Salmonella, Listeria, E. coli, Shigella, and viruses can survive in ice cubes. In fact, hundreds of people were sickened in 1987 after consuming contaminated ice in beverages in Pennsylvania and Delaware.
According to the International Packaged Ice Association, Americans eat more ice than bread. And 80% of packaged ice is bought between Memorial Day and Labor Day. And there is very little, if any, inspection or government oversight of all packaged ice producers in this country. The International Packaged ice Association has set standards for ice safety. It’s a non-profit association that represents ice producers. The Association has some tips to help keep you and your family safe.
- Make sure the ice package is sealed properly. Drawstring ties are not a good seal for this product.
- Ice from outside vending machines may not be safe.
- The ice should be “clear, odorless and tasteless”.
- Check the ice before consuming for foreign objects or particles.
- Make sure the bag has the manufacturer’s name, address, and phone number.

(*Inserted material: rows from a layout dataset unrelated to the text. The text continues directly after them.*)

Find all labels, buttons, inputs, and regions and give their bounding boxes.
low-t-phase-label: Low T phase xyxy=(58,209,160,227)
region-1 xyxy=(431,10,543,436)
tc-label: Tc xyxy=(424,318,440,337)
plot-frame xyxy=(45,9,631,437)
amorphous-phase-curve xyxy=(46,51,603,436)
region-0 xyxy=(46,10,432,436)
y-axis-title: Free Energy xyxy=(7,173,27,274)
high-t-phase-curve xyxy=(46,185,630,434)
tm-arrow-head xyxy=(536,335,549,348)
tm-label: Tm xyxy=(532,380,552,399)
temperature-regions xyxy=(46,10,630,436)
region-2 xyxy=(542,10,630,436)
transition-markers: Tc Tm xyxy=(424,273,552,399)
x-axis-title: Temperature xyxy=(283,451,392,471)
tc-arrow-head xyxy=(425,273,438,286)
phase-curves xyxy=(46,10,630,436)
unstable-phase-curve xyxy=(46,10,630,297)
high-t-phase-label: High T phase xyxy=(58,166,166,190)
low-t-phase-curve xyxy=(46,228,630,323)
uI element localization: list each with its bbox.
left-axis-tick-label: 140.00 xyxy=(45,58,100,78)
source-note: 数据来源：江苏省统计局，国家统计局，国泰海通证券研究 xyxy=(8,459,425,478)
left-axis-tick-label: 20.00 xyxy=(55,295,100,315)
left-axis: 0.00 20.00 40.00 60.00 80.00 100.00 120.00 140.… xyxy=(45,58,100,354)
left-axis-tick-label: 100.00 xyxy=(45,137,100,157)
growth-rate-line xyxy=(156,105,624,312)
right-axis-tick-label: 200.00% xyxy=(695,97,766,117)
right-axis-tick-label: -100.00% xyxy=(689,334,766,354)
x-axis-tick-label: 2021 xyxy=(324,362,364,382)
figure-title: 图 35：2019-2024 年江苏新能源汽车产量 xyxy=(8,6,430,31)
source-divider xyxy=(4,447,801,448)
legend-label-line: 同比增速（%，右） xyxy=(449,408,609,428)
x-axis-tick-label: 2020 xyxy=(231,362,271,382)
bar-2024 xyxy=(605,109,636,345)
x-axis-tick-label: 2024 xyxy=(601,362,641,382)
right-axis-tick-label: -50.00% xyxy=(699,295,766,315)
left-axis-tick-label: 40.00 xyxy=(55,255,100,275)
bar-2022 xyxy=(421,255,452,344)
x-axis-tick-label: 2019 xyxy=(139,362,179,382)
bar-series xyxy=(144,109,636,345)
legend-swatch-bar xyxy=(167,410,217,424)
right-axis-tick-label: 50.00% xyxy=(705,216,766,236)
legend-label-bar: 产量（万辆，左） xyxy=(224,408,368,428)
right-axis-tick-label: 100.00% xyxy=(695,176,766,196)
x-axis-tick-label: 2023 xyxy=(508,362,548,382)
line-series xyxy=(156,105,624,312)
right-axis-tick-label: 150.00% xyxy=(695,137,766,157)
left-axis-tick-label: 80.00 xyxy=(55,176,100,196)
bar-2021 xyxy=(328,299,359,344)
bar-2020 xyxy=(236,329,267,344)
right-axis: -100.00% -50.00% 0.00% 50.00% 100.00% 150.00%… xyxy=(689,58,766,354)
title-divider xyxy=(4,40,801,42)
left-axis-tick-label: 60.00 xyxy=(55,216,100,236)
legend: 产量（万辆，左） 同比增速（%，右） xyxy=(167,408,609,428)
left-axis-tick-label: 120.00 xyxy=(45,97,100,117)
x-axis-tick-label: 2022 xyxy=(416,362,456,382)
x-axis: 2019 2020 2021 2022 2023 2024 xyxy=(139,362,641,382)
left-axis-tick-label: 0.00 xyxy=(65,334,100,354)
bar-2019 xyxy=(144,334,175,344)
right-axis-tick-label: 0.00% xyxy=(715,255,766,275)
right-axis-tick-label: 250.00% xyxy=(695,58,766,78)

- Avoid cross-contamination. If ice touches raw meat, it can become contaminated, and can spread bacteria to other foods.
Ice is a food, even though we may not think of it that way. It can be contaminated like any other food. And when the ice melts or comes into contact with other foods and it contains bacteria, you can get very sick.
If you don’t buy ice, but your refrigerator has an ice maker, it should be cleaned along with the rest of your fridge. Follow the instructions in the manufacturer’s booklet that came with your refrigerator for cleaning. The ice maker should be cleaned once a month. If the ice maker has a filter, it should be replaced at least every six months.
Stay safe this summer and follow food safety rules. And that includes making sure that ice cube floating in your drink is clean!